The task scheduling problem can be solved with an intuitive greedy algorithm. The central concept of the algorithm is to minimize lateness by “being ahead” and scheduling tasks in order of earliest deadline to late deadline. The algorithm is as follows (based on algorithm on Page 124):
Overall Runtime: O(n*log n)
Order the jobs in order of their deadlines
O(n*log n)Assign labels to the ordered jobs such that d_i ≤ … ≤ d_n
O(n)Set the finishing time, f, to be the start time for all jobs
O(1)For each job j_i where 1≤i≤n:
O(n*1)Assign the job i to the time interval from s(i)=f to f(i)=f+t_i
Let f=f+t_i
O(1)End
Report the set of scheduled intervals [s(i), f(i)] for i=1 to i=n
The shortest path problem involves a weighted graph in which, given a start node s, the shortest possible path to any other node, v, in the graph can be known. As can be expected, this problem can be solved with a greedy algorithm. The greedy algorithm grows by adding one node at a time to a set S of nodes whose shortest path distances are all known. The set S starts with the start node s. The distance from it to itself is 0 and the distance to every other node starts out as ∞. In each growing step of the algorithm, a node that is outside of the set S but is directly connected to one of the nodes inside the set S is added to the set. When it is added to the set, the distances of all of the nodes are updated based on the distances calculated so far for all of the new node’s neighbors. This well-known algorithm is called Dijkstra’s Algorithm.
A spanning tree is a tree in which, given a set of nodes V and the non-negative cost of connecting each pair of connectable nodes, create a tree that connects all the nodes together with the least cost possible. A key concept in finding the minimum spanning tree of a graph is that the minimum spanning tree will contain no redundant edges and no cyclic paths. This problem can be solved with one of three algorithms: Kruskal’s Algorithm, Prim’s Algorithm, and the Reverse-Delete algorithm.

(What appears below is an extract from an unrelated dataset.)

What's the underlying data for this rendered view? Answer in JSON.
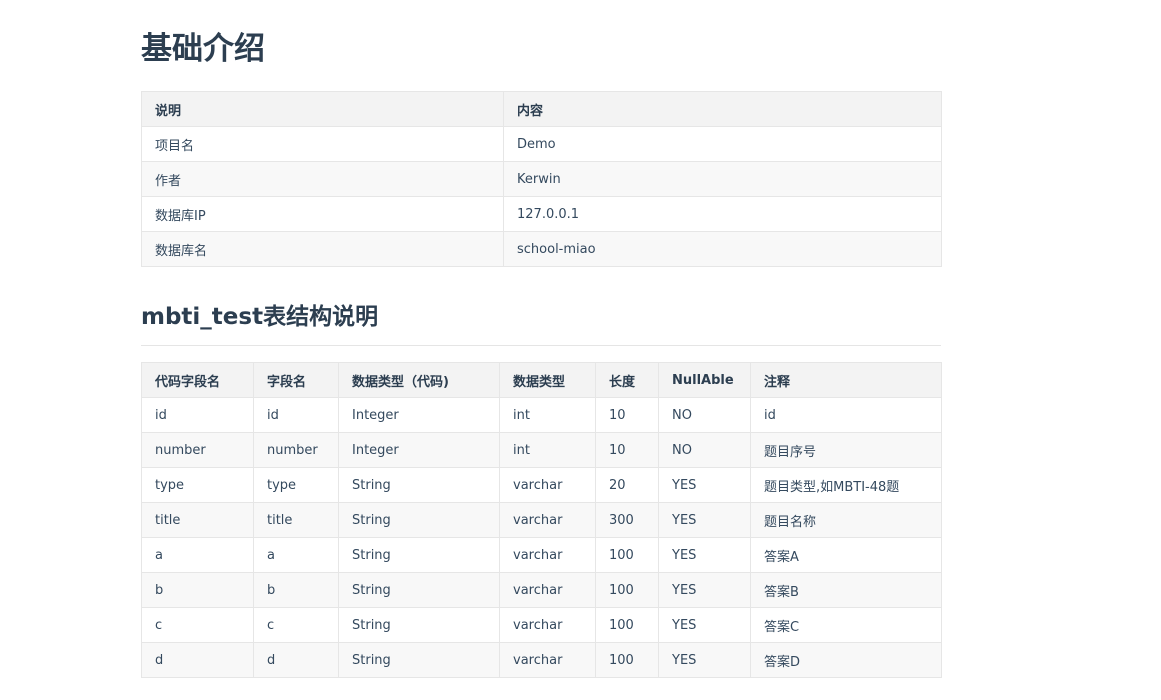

Kruskal’s algorithm from the previous section is special in that in order to use the algorithm to solve the problem in an efficient manner, it needs a special data structure. Unlike the general-purpose abstract data types like stack, queues, and lists, the union-find data structure is a specialist structure that is designed to be optimal for this particular algorithm. The union-find data structure has specific functionalities, including finding the name of a set containing a given element and a union operation on two named sets. Its operations deal with keeping track of edges in a way that optimizes Kruskal’s Algorithm.
Instead of previously discussed graph algorithms that provide more details about a graph, clustering is a way to generalize a graph to provide higher-level comprehension of the data represented. A k-cluster of a set of objects with the given “distances” between them, for example, is a graph of those objects with exactly k strongly-connected components or “clusters”. A k-cluster’s spacing is the minimum distance between any pair of points lying in different clusters. A clustering of maximum spacing is a clustering configuration in which the spacing of the graph is maximized.
At the lowest level, all data on a computer is simply represented as a list of the binary numbers 0 and 1. When data is converted from a human-readable format to a format that can be stored and recognized by a computer, each symbol in data is converted into a string of 1’s and 0’s. Instead of representing each symbol as a string of exactly n 1‘s and 0‘s, variable-length encoding schemes allow us to use shorter strings to optimize the amount of data needed to represent the original list of symbols. In order to take advantage of a variable-length encoding scheme without a loss of data, we use prefix codes. A prefix code is a set of encodings in which no code is a prefix of another code. Huffman codes allow us to take a symbol’s frequency of appearance in the medium into account and make shorter-length codes correspond to more frequent symbols in order to effectively compress the data.